2 comments

  • isoprophlex 3 minutes ago
    The linked blogpost is an interesting read, too, comparing well-tuned pgvector to pinecone:

    https://www.tigerdata.com/blog/pgvector-vs-pinecone

  • ricw 1 hour ago
    I’ve been using this since early this year and it’s been great. It was what convinced me to just stick to Postgres rather than using a dedicated vector db.

    Only working with 100m or so vectors, but for that it does the job.

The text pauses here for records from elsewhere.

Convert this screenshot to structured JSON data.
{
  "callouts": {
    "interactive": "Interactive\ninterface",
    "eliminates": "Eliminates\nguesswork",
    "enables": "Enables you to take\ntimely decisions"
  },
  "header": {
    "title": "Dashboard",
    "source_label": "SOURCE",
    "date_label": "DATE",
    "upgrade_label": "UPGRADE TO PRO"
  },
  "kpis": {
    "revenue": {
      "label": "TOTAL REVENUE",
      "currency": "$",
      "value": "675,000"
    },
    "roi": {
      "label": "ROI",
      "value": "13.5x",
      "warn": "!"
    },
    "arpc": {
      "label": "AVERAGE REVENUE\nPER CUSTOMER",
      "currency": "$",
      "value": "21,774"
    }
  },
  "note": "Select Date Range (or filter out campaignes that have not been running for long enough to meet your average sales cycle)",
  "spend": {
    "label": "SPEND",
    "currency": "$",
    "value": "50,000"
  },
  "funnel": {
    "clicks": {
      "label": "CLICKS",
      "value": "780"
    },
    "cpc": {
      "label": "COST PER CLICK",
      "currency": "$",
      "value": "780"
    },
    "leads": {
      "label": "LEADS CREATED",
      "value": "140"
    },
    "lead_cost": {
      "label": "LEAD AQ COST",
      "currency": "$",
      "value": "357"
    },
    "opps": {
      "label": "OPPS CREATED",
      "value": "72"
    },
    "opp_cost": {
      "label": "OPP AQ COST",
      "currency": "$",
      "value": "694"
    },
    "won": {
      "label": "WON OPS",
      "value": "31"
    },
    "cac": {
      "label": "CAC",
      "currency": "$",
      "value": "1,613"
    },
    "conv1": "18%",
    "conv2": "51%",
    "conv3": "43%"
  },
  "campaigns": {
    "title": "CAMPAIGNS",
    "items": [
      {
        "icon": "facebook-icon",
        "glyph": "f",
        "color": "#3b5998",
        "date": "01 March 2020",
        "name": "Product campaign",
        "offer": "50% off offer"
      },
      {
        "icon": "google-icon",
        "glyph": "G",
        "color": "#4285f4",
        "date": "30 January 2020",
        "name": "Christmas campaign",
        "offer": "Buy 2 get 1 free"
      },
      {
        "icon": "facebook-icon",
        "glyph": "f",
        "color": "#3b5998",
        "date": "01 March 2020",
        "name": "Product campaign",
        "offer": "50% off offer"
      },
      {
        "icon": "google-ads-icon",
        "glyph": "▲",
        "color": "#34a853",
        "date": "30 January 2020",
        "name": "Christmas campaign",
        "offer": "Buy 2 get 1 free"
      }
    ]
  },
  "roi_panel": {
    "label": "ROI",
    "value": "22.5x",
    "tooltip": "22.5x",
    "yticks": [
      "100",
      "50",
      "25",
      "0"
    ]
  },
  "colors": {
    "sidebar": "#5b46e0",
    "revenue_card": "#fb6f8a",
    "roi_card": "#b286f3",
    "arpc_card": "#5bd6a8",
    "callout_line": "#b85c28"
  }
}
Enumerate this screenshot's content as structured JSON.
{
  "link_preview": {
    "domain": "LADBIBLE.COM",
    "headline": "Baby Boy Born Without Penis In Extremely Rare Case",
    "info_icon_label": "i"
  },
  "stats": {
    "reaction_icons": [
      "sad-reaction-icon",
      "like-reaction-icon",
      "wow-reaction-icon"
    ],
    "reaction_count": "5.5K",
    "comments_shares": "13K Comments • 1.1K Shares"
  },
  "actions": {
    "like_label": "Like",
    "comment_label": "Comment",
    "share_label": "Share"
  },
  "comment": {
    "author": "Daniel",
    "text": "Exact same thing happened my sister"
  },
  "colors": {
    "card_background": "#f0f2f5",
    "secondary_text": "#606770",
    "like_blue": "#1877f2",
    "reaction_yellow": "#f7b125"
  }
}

    • pqdbr 54 minutes ago
      Are you using a dedicated pg instance for vector or you keep all your data in a single pg instance (vector and non-vector)?
      • ComputerGuru 46 minutes ago
        The biggest selling point to using Postgres over qdrant or whatever is that you can put all the data in the same db and use joins and ctes, foreign keys and other constraints, lower latency, get rid of effectively n+1 cases, and ensure data integrity.
        • dalberto 14 minutes ago
          I generally agree that one database instance is ideal, but there are other reasons why Postgres everywhere is advantageous, even across multiple instances:

          - Expertise: it's just SQL for the most part - Ecosystem: same ORM, same connection pooler - Portability: all major clouds have managed Postgres

          I'd gladly take multiple Postgres instances even if I lose cross-database joins.

          • throwaway7783 6 minutes ago
            Yep. If performance becomes a concern, but we still want to exploit joins etc, it's easy to set up replicas and "shard" read only use cases across replicas.
    • esafak 41 minutes ago
      What kind of performance do you observe with what setup?